From the quiet, intimate melodies of Keith Jarrett’s “I love you Porgy” to the uptempo blast of Duke Ellington’s “Take the A train”, nothing illustrates individual expression better than Jazz music. Think of Count Basie, Oscar Peterson and Dave Brubeck. How different they are from each other and yet they all fall within the Jazz category. Or think of artists: Picasso, Monet, Corot, Michelangelo, Leonardo de Vinci. Even artists of the same century or country, like Monet and Corot, seem highly individual. For several years a friend and I visited galleries in San Francisco once a month where we would see six or seven artists. After a year or so I began to integrate what I had seen into a concept of the artist’s voice, his or her own personal essence expressed in his or her art.

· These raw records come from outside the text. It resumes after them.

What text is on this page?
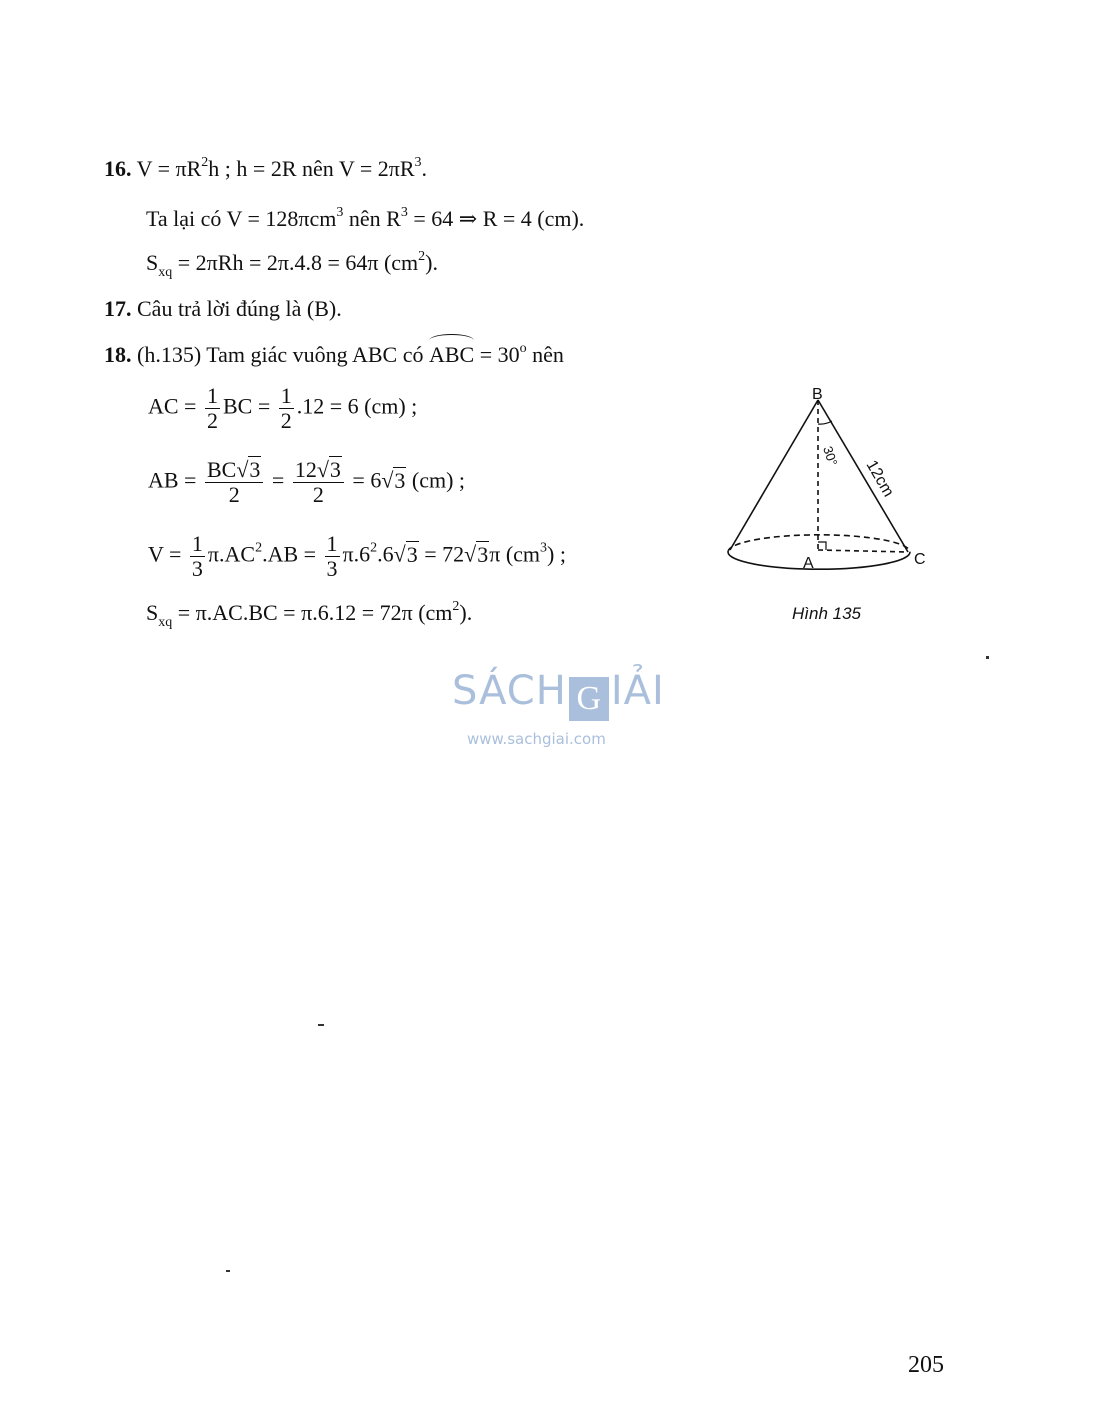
16. $V = \pi R^2h$ ; h = 2R nên $V = 2\pi R^3$.
Ta lại có V = 128πcm$^3$ nên $R^3 = 64$ ⇒ R = 4 (cm).
$S_{xq} = 2\pi Rh = 2\pi.4.8 = 64\pi$ $(cm^2)$.
17. Câu trả lời đúng là (B).
18. (h.135) Tam giác vuông ABC có ABC = $30^o$ nên
AC = $\frac{1}{2}$ BC = $\frac{1}{2} .12 = 6$ (cm) ;
AB = $\frac{BC√3}{2} = \frac{12√3}{2} = 6√3$ (cm) ;
$V = \frac{1}{3} \pi.AC^2.AB = \frac{1}{3} \pi.6^2.6√3 = 72√3\pi$ $(cm^3)$ ;
$S_{xq} = \pi.AC.BC = \pi.6.12 = 72\pi$ $(cm^2)$.
B
A	C
30°
12cm
Hình 135
SÁCH G IẢI
www.sachgiai.com
205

By extension I think that each of us has a ”voice,” an essence, that needs to be expressed in our lives. Artist or musician or no, each of us has something to say to the world in some way—through speaking, writing, playing, organizing, managing, building, inspiring, being, etc. The way for each person is different, unique, and satisfies the whole person: each of us was created to “speak” our voice to the world in some way. There’s more urgency about this than you might expect: the world needs exactly what your “voice” brings to it. That’s why God created you as you are. With your “voice” spoken great things might happen, without it the world is bereft: another great opportunity lost.
The journey to the expression of our “voice” is an inward one in which we listen more and more to the inner self and less and less to the outer world. As we go deeper into the self, then we get clearer and clearer on who we are, what our essence is and what our “voice” needs to say. For musicians I think this is easier, because they practice for hours a day for years and thereby develop an “ear” for the combination of sounds they like to hear. The same is true for an artist: hours and hours over the days and years painting or sculpting teaches them not just the skills they need but also their own preferences as to style, use of color, etc.
Without the long apprenticeship to become a musician or an artist, where the artist learns so much about his or her “voice,” many of the rest of us have to work harder to find what we want to say with our lives and the vehicle for saying it. Parker Palmer, noted writer, educator, and spiritual teacher, writes in his book, Let your Life Speak: Listening for the Voice of Vocation writes
“Today I understand vocation[voice]quite differently–not as a goal to be achieved but as a gift to be received. Discovering vocation does not mean scrambling toward some prize just beyond my reach but accepting the treasure of true self I already possess. Vocation does not come from a voice “out there” calling me to become something I am not. It comes from a voice “in here” calling me to be the person I was born to be, to fulfill the original selfhood given me at birth by God.”
In the next paragraph Palmer tells a Hasidic story in which a Rabbi Zusya who was an old man said that at the end of his life they will not ask him why he was not Moses. Instead they will ask him why he was not Zusya?
Ask yourself these questions: Am I leading my own life or living some else’s? What do I have to say and what means need I use to say it? Where does my passion lie? The truer we are to ourselves and our whole essence, the closer we are to finding our “voice” and speaking our essence. When we are using our own “voice,” there is no need to bolster it up with great references or talk loudly so as to be heard or challenge the listener to believe you. Your “voice” carries its own authority, its “words” speak loudly even if they are silent. You are speaking with an inner authority that doesn’t have to convince anyone. This is your truth; however it is that you use that “voice,” it stands on its own. Michaelangelo’s “David” or Oscar Peterson’s “Wave” stand on their own, each an expression of their creator’s style and essence. What masterwork will speak for you?